From there, young Joe crafted a high-flying journalistic career that brought him national attention over four tumultuous decades, with time out for World War II adventures that included capture by the Japanese after Pearl Harbor and involvement in the intense bureaucratic intrigue between those mutually antagonistic generals, Joseph Stilwell and Claire Chennault.
By age 27, Joe was a widely read syndicated columnist and regular contributor to the Saturday Evening Post, then the country’s great American magazine with some 3 million subscribers. He burnished his image by losing 65 pounds in a doctor-supervised health regimen at Johns Hopkins Hospital. He edified and terrorized official Washington while becoming famous as one of the city’s most powerful newsmen.
But his career was also poignant, with a touch of human tragedy in his later years as personality flaws intensified to undercut his professional standing — even as they also left his personal life in tatters. To many he became, as economist John Kenneth Galbraith maliciously put it, “a figure of fun.” What’s more, as a homosexual at a time when gays were expected to remain in the closet, he lived a dual life that included a secret so powerful that it would have instantly destroyed his career had it become publicly known, which it almost did.
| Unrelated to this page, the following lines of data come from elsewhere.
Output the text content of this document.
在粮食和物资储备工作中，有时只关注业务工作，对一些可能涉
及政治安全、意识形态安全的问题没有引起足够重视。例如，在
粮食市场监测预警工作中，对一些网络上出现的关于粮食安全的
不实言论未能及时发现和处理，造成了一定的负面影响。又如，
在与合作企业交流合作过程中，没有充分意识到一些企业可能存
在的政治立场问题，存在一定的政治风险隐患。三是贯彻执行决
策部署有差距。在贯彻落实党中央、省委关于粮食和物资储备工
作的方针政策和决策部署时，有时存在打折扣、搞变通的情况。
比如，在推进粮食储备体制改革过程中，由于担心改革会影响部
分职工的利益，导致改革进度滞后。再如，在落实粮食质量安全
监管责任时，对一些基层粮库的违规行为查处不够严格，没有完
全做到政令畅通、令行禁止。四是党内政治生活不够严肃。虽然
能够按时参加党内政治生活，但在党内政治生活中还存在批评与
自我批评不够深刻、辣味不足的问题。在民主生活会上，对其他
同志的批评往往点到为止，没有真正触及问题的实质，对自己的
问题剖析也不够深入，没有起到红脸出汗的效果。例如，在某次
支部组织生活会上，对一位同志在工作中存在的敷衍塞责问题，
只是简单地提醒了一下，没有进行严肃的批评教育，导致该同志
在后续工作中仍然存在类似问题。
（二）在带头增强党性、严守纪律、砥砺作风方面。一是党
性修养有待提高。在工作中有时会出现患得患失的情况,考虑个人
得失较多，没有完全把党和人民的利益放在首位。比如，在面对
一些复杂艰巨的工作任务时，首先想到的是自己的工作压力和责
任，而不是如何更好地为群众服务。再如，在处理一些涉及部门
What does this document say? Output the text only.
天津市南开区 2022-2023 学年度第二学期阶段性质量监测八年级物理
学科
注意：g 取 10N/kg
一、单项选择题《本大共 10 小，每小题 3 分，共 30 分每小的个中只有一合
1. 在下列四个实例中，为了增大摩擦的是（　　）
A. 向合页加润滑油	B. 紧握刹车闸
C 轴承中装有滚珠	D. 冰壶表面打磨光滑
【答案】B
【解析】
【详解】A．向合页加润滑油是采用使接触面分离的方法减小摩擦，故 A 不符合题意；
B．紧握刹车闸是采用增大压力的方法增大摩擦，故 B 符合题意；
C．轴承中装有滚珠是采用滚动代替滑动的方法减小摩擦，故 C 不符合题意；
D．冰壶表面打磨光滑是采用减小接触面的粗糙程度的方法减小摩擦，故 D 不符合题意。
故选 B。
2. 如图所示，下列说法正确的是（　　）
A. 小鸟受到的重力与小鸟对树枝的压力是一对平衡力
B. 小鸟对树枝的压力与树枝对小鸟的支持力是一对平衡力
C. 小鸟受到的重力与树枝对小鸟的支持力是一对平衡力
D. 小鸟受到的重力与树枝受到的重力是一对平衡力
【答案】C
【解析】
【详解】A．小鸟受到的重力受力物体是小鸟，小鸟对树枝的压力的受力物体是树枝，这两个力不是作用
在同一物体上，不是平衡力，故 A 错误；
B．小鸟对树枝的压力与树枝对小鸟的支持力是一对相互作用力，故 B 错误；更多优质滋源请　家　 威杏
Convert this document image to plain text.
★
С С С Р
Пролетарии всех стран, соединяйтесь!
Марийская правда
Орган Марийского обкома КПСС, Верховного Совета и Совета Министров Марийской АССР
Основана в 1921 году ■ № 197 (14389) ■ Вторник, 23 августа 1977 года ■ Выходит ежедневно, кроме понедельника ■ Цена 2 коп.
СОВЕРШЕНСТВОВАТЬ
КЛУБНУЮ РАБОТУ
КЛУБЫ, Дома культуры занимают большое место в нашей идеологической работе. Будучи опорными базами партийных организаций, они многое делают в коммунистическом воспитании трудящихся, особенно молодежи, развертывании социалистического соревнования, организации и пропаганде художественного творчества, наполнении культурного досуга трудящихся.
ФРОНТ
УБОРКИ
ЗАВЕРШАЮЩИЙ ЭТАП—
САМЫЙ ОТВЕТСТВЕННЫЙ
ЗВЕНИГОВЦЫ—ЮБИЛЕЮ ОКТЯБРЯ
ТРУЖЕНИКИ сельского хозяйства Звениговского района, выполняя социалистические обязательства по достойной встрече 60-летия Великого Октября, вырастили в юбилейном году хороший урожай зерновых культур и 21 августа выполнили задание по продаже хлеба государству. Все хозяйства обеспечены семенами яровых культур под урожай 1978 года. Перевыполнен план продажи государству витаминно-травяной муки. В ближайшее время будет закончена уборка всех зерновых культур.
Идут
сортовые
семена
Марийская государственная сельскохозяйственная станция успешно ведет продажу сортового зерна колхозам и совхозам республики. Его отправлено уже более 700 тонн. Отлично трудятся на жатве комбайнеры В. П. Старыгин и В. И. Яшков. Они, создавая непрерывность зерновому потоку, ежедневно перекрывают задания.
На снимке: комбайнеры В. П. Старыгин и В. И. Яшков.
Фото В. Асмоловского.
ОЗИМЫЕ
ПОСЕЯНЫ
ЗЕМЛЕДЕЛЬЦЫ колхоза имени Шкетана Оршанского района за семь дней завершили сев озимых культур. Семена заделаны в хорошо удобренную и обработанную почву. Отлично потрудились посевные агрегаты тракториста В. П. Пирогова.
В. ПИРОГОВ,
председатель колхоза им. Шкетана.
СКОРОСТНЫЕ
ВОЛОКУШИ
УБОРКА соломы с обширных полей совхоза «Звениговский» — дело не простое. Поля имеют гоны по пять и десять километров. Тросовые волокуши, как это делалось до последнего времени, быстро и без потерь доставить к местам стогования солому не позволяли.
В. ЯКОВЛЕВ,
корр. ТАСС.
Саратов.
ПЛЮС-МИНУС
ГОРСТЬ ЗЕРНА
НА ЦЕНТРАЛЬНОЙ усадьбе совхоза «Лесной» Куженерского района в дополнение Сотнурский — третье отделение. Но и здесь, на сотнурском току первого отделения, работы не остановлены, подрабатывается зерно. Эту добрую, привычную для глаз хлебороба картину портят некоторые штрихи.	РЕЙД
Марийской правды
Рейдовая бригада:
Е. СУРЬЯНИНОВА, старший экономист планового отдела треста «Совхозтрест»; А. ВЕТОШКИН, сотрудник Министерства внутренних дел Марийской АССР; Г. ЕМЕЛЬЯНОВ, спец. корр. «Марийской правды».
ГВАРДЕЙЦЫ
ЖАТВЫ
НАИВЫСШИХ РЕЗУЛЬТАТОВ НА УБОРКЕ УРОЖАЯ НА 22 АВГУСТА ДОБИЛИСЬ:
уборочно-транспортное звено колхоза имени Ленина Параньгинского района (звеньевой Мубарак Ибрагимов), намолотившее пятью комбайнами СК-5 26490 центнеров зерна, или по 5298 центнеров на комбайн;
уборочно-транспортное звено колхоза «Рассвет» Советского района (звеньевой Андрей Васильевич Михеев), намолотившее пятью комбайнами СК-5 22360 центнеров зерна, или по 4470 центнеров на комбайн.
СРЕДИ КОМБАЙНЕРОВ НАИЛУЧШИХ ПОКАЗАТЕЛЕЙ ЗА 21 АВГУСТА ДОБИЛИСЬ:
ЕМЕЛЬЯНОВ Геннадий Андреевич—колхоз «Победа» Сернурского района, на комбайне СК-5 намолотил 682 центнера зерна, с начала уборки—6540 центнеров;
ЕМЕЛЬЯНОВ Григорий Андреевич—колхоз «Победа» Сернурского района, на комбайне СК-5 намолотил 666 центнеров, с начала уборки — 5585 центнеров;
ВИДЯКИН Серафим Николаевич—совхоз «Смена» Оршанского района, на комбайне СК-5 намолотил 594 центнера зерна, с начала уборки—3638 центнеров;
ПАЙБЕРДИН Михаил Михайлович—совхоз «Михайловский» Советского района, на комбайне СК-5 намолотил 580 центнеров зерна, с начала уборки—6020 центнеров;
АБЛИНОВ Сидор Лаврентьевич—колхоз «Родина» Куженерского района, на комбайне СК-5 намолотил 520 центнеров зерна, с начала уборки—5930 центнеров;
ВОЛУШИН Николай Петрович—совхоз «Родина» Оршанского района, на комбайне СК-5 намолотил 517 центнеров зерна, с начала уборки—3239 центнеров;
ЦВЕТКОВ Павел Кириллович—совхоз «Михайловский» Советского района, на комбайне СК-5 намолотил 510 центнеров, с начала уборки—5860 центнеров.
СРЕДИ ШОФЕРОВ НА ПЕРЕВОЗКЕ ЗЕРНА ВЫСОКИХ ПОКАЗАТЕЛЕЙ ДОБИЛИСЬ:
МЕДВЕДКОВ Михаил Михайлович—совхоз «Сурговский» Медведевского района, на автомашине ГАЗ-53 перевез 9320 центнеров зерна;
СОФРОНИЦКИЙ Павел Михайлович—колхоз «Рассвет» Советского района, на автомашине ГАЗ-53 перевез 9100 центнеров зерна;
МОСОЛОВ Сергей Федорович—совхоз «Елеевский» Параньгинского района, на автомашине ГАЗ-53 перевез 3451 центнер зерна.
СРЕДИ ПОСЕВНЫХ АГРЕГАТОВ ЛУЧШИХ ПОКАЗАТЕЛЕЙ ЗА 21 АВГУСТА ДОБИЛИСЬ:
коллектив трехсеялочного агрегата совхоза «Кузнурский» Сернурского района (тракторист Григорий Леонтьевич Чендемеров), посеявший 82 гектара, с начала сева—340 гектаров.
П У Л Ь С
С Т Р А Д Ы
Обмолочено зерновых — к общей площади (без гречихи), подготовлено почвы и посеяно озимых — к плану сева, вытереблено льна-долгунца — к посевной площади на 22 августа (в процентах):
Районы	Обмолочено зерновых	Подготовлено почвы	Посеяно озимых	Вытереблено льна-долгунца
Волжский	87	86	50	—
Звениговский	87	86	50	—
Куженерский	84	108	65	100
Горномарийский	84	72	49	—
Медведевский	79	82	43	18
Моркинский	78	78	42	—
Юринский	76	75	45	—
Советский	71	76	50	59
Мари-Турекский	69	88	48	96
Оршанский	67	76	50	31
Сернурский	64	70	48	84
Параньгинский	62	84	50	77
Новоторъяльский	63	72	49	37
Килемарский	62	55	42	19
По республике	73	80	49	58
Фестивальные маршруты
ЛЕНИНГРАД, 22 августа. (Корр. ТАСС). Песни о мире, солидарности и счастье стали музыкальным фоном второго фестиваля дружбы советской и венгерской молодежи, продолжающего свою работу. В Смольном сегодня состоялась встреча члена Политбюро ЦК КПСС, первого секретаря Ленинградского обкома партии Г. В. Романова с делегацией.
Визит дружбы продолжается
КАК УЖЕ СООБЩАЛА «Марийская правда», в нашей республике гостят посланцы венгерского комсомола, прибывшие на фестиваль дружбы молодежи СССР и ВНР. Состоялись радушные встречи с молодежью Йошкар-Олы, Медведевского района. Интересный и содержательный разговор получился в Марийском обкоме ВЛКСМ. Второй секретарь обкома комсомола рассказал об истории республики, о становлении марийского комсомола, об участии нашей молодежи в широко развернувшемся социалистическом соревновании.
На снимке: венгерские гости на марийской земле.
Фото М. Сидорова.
Now the well-known New York playwright David Auburn has bundled elements of Joe’s life into a Broadway play that captures the sad decline of this commanding figure as he enters the twilight of his vocation. Directed by Daniel Sullivan, “The Columnist” opened Wednesday at the Samuel J. Friedman Theatre in Manhattan.
The biographer and the dramatist have different functions in life, and the latter’s literary liberties may sometimes leave a sensation of discordance in the former. As a Joseph Alsop biographer, I found myself a bit disconcerted by Auburn’s willingness to alter the timeline of Joe’s life for dramatic purposes or his “imagined conjecture,” as he puts it, in creating conversations that never took place between people who had never met. As Auburn told theatergoers during a question-and-answer session after a preview, “No one should mistake this for a documentary.”
But, while the play may not be (and probably could not be) entirely accurate, it is entirely truthful in its portrayal of the tangled, contradictory, sometimes tender, often bellicose nature of this complex man who held people in thrall with his wit, flair, unpredictability and force of personality. It is all captured with dramatic elan by award-winning actor John Lithgow, who told me: “I wanted to be him, to fall in love with him, to understand him and the contradictions in his nature.”